Jill Pilaroscia, IACC - NA, ISCC
Color in a Multicultural City

Does red mean strength, power, love? Prosperity, rage, death? Influences like politics, religion, myth, and language contribute to how cultural colors are perceived. No universal roadmap for color symbology is viable. This fact makes color associations in each culture distinct, thus posing complex considerations when selecting color in a vibrantly diverse city like San Francisco.
If you’re joining in the Chinese New Year festivities starting on February 1, 2022, you’ll have an opportunity to explore how cultural associations with color define a sense of place, and how each new layer must walk a line between rootedness and mimicry. Red dominates the streetscape and architecture of Chinatown. Lanterns, banners, and strings of red lights cast a distinctive warm glow symbolizing luck, fertility and prosperity. Yet, the color landscape of this historic neighborhood is much richer and more nuanced.
A few years ago, Colour Studio Inc. was asked to update a significant Chinatown landmark at the intersection of Grant and California Street, a building we previously colored in 2001. In the intervening years, as Chinatown has experienced a renaissance as a cultural destination thanks to neighborhood activists. While the building’s classical Chinese details call for celebration and acknowledgement of its roots, new establishments, like the Michelin-starred Mr. Jiu’s, Empress by Boon, and China Live with their restaurants, bars, and curated markets introduced a modern air.
As with our original palette, we studied expressions of Chinese color associations creating a color palette that engages the neighborhood’s past and present. This research informed a new updated palette of eight colors plus gold leaf grounded in positive color traditions, yet brighter and more urbane.

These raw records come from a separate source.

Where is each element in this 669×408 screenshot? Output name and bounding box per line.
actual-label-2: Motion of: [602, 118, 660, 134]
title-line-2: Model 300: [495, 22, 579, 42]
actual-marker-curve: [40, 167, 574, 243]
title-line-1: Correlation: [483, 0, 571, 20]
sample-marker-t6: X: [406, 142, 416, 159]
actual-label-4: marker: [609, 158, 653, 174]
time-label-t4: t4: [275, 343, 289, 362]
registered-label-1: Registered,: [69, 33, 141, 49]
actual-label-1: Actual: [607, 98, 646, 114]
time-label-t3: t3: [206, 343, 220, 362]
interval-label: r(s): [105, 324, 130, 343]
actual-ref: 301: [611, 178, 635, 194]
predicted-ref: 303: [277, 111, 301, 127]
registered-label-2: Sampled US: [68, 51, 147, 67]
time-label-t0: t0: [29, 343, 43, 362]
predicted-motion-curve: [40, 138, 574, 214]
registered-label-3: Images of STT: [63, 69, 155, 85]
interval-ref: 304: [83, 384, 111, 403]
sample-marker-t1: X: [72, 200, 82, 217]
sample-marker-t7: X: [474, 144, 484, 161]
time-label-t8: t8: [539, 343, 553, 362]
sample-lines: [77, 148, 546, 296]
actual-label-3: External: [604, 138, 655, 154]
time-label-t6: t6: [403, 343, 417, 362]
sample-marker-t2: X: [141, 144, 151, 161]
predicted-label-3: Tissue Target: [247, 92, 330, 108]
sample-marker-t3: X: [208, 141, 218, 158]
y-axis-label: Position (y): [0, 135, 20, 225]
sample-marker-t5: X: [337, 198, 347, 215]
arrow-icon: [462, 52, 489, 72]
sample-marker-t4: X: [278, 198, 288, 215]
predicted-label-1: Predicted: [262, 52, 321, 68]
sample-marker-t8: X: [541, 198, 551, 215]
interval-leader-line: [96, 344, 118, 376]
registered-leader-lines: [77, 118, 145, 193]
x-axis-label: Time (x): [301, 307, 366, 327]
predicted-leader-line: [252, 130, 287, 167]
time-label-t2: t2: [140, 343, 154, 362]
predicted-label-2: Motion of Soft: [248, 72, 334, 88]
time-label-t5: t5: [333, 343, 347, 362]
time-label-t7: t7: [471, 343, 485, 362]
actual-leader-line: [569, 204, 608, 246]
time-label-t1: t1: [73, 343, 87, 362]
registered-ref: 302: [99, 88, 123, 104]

Unique to the building is the gold brick façade which distinguishes the building from its traditional red brick neighbors.

Painting part of the gold brick in a complementary and contrasting teal hue breaks down the massing of the brick, creates surface texture at indentations, emphasizes the soffited underceilings and frames the distinctive architectural motifs.


The eight colors and gold leaf accentuates the tiled pagoda roofs, curved fascias, the I Ching Bagua, and the six pairs of powerful dragons.

Placing gold paint on the large curved brackets draws the eye toward the sky accentuating the buildings prominence in the streetscape.